Faraday then addressed those in the room who had described themselves as new to issues of migrant workers’ exploitation in agriculture, saying, “You haven’t missed anything, because there is still a lot of work to be done.” She emphasized that the state of migrant workers’ rights under Canada’s Seasonal Agricultural Worker Program (SAWP) has changed very little over the past thirty years. She also explained that in order to understand SAWP, we must understand various aspects of history, specifically slavery, racialized immigration law in Canada, and indentured labour performed by prisoners of war and Indigenous peoples. Faraday observed that SAWP’s establishment in the 1960’s represents just one incarnation of racialized, indentured labour over 150 years of Canadian history.
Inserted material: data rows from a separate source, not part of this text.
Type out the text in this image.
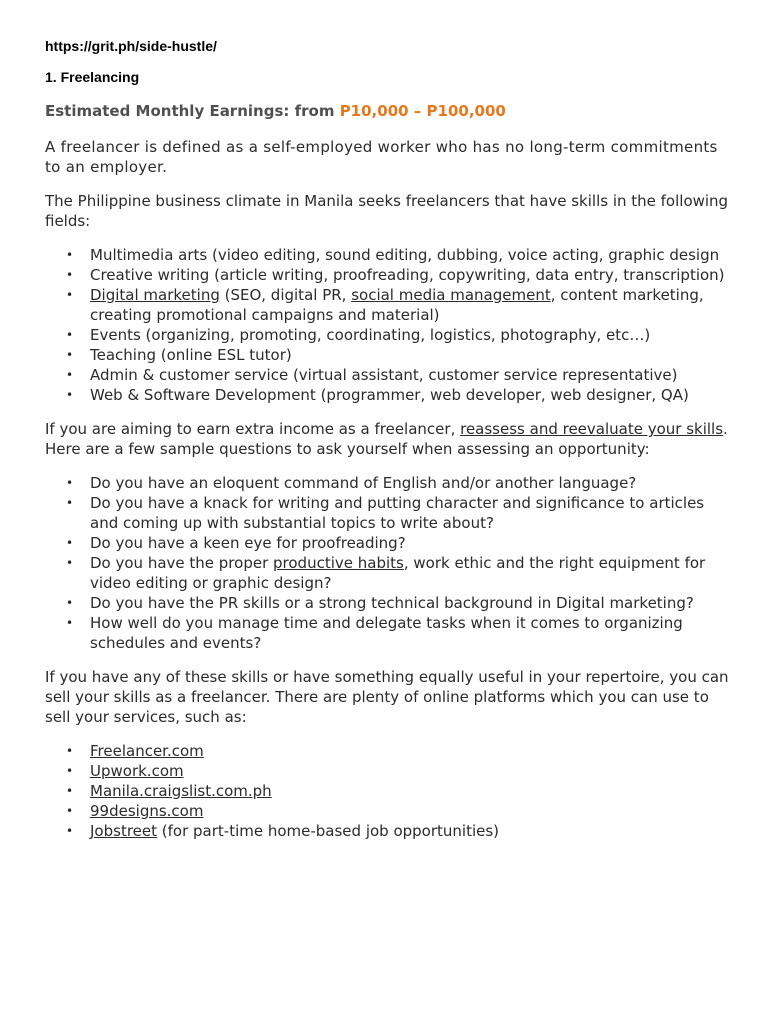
https://grit.ph/side-hustle/
1. Freelancing
Estimated Monthly Earnings: from P10,000 – P100,000

A freelancer is defined as a self-employed worker who has no long-term commitments to an employer.

The Philippine business climate in Manila seeks freelancers that have skills in the following fields:

• Multimedia arts (video editing, sound editing, dubbing, voice acting, graphic design
• Creative writing (article writing, proofreading, copywriting, data entry, transcription)
• Digital marketing (SEO, digital PR, social media management, content marketing, creating promotional campaigns and material)
• Events (organizing, promoting, coordinating, logistics, photography, etc…)
• Teaching (online ESL tutor)
• Admin & customer service (virtual assistant, customer service representative)
• Web & Software Development (programmer, web developer, web designer, QA)

If you are aiming to earn extra income as a freelancer, reassess and reevaluate your skills. Here are a few sample questions to ask yourself when assessing an opportunity:

• Do you have an eloquent command of English and/or another language?
• Do you have a knack for writing and putting character and significance to articles and coming up with substantial topics to write about?
• Do you have a keen eye for proofreading?
• Do you have the proper productive habits, work ethic and the right equipment for video editing or graphic design?
• Do you have the PR skills or a strong technical background in Digital marketing?
• How well do you manage time and delegate tasks when it comes to organizing schedules and events?

If you have any of these skills or have something equally useful in your repertoire, you can sell your skills as a freelancer. There are plenty of online platforms which you can use to sell your services, such as:

• Freelancer.com
• Upwork.com
• Manila.craigslist.com.ph
• 99designs.com
• Jobstreet (for part-time home-based job opportunities)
With the conversation situated, Shane Martínez of Martínez law described some technical aspects of SAWP. He explained that the program enables migrant workers to be brought to Canada under one of two main contracts, negotiated either between Canada and Mexico or Canada and Caribbean nations. However, he explained that the workers themselves are never given a seat at the negotiation table. Instead, representatives of Canada, the sending nation, and the prospective employer make all the decisions about what workers’ contracts will guarantee – and fail to guarantee. Under the program, workers are not entitled to a minimum wage, overtime pay, breaks, or collective bargaining rights. Under the program, workers are also employed through closed work permits, which make it illegal for them to leave their jobs and work for another employer.

The program protects employers’ ability to dismiss workers and send them home when employers so choose, while depriving workers of any legal recourse. In this context, workers who have organized to oppose their severely inadequate labour conditions have been sent home, not permitted to return in following seasons, or even purposefully divided from their fellow organizers in successive years and spread out across farms in a classic ‘divide and conquer’ approach. Martínez and Faraday explained that although recent legislative reforms to SAWP have modified the ‘closed’ nature of the permits, they have done so by implementing a process that is logistically near impossible for workers to navigate. First, the process requires workers to gain consent in order to be transferred from their current employer, which Faraday noted would likely result in immediate deportation if attempted. Second, workers can only access the transfer process by getting themselves to an immigration office in person, or by applying online despite many bunkhouses where workers live lacking internet access.

Justice 4 Migrant Workers organizer Chris Ramsaroop was adamant that although SAWP maintains exploitative conditions for workers, he did not want to see the program repealed entirely. Instead, he advocated reform to create pathways to permanency. He argued for “status on arrival” for migrant workers, while Martínez noted, “If you’re good enough to work, you’re good enough to stay.”

Drawing the panel to a close, Faraday stressed that SAWP is actually operating exactly the way it was designed to, and explained that the program “depends on people being marginalized so that they will continue to come back,” year after year. “These programs don’t work if there is economic equality between the Global North and Global South,” she said. Each of the panelists pointed to a need for broad, systemic change in order to remedy the inequalities upheld by SAWP. Audience questions focused on this theme as well, and tied in connections to settler-colonialism and the ongoing accumulation of land.